Routing
1. What is Routing?
Routing classifies the input first, then sends it to the best-suited sub-pipeline for that category. Without routing, a single catch-all prompt is forced to handle every input type, which degrades performance for each.
┌──────────────────────────┐
┌───▶│ Handler A (e.g. refunds) │
│ └──────────────────────────┘
Input ──▶ Classifier─┤
│ ┌──────────────────────────┐
├───▶│ Handler B (tech support) │
│ └──────────────────────────┘
│
│ ┌──────────────────────────┐
└───▶│ Handler C (general FAQ) │
└──────────────────────────┘
The classifier can be: - An LLM call (flexible, handles nuance) - A traditional classifier (faster, cheaper for well-defined categories) - A keyword/rule system (deterministic, ultra-fast for simple cases)
2. When to Use Routing
Good fit when: - There are distinct input categories that are genuinely better handled differently - Optimising one category’s prompt hurts another category’s performance - You want to route easy queries to cheaper/faster models and hard ones to more capable models - Input classification can be done accurately (LLM or traditional classifier)
Examples: - Customer service: General questions → FAQ bot; Refunds → billing pipeline; Technical issues → escalation pipeline - Model cost optimisation: Simple/common questions → Claude Haiku; Complex/rare questions → Claude Sonnet - Document processing: Invoices → invoice extractor; Contracts → contract analyser; Emails → email responder - Code assistance: Bug reports → debugging prompt; Feature requests → design prompt; Questions → explanation prompt
3. Implementation Pattern
from openai import OpenAI
from enum import Enum
client = OpenAI()
class QueryType(str, Enum):
REFUND = "refund"
TECHNICAL = "technical"
GENERAL = "general"
def classify_query(query: str) -> QueryType:
"""Use a fast model to classify the incoming query."""
response = client.chat.completions.create(
model="gpt-4o-mini", # cheap + fast for classification
messages=[
{
"role": "system",
"content": (
"Classify the customer query into exactly one category: "
"'refund', 'technical', or 'general'. Respond with only the category name."
),
},
{"role": "user", "content": query},
],
)
raw = response.choices[0].message.content.strip().lower()
return QueryType(raw)
SYSTEM_PROMPTS = {
QueryType.REFUND: (
"You are a billing specialist. Help the customer with their refund request. "
"Be empathetic, explain the refund policy clearly, and collect any required information."
),
QueryType.TECHNICAL: (
"You are a senior technical support engineer. Diagnose the issue step by step. "
"Ask clarifying questions and provide actionable solutions."
),
QueryType.GENERAL: (
"You are a helpful customer service agent.

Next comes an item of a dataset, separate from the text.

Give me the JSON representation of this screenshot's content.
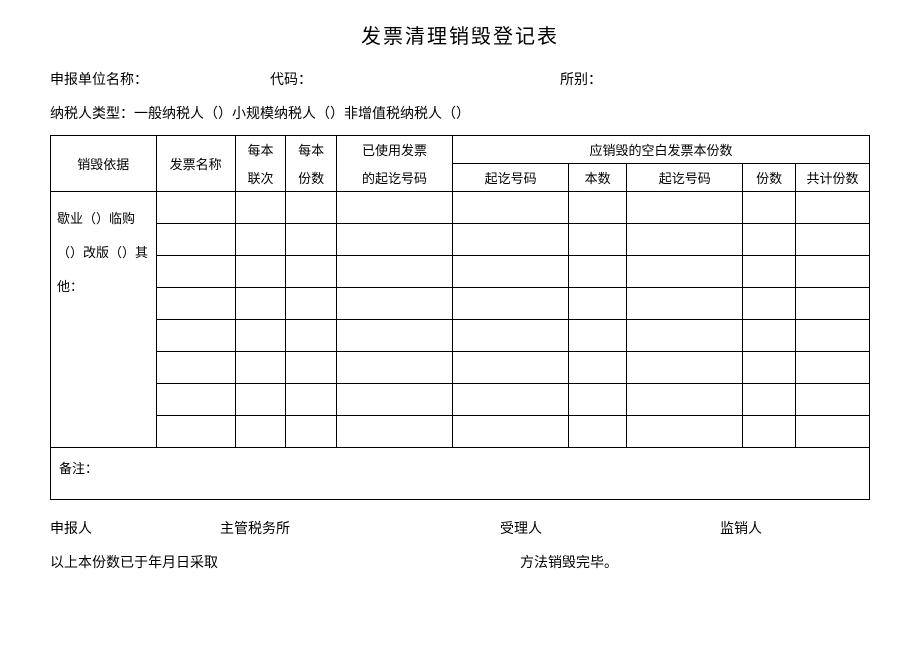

Answer general questions concisely "
"and direct the customer to the right resource if needed."
),
}
def route_and_respond(query: str) -> str:
"""Classify the query and route to the appropriate specialised handler."""
query_type = classify_query(query)
system_prompt = SYSTEM_PROMPTS[query_type]
response = client.chat.completions.create(
model="gpt-4o",
messages=[
{"role": "system", "content": system_prompt},
{"role": "user", "content": query},
],
)
return response.choices[0].message.content
# Usage
answer = route_and_respond("I was charged twice for my subscription last month.")4. Cost-Optimised Routing Pattern
Route by query complexity to balance cost vs quality:
def route_by_complexity(query: str) -> str:
"""Use a cheap model for easy queries, expensive model for hard ones."""
complexity = classify_complexity(query) # 'simple' or 'complex'
model = "claude-haiku-4-5" if complexity == "simple" else "claude-sonnet-4-5"
response = client.chat.completions.create(
model=model,
messages=[{"role": "user", "content": query}],
)
return response.choices[0].message.contentThis pattern can reduce inference costs by 60-80% while maintaining quality on complex queries.
5. Best Practices
- Keep categories mutually exclusive: Ambiguous boundaries cause misclassification. Define categories carefully.
- Add a catch-all fallback: Always handle
unknownor low-confidence classifications gracefully. - Validate classifier accuracy first: Before building all downstream handlers, confirm the classifier achieves >90% accuracy on a representative sample.
- Log classification decisions: Debugging misroutes is much easier with a trace of what category was assigned.
- Prefer traditional classifiers for high-throughput paths: A fine-tuned BERT classifier is 100× cheaper and faster than an LLM for classification — use LLM classification only when categories are nuanced or frequently changing.
- Use confidence thresholds: If classifier confidence is low, route to a human or a more capable model.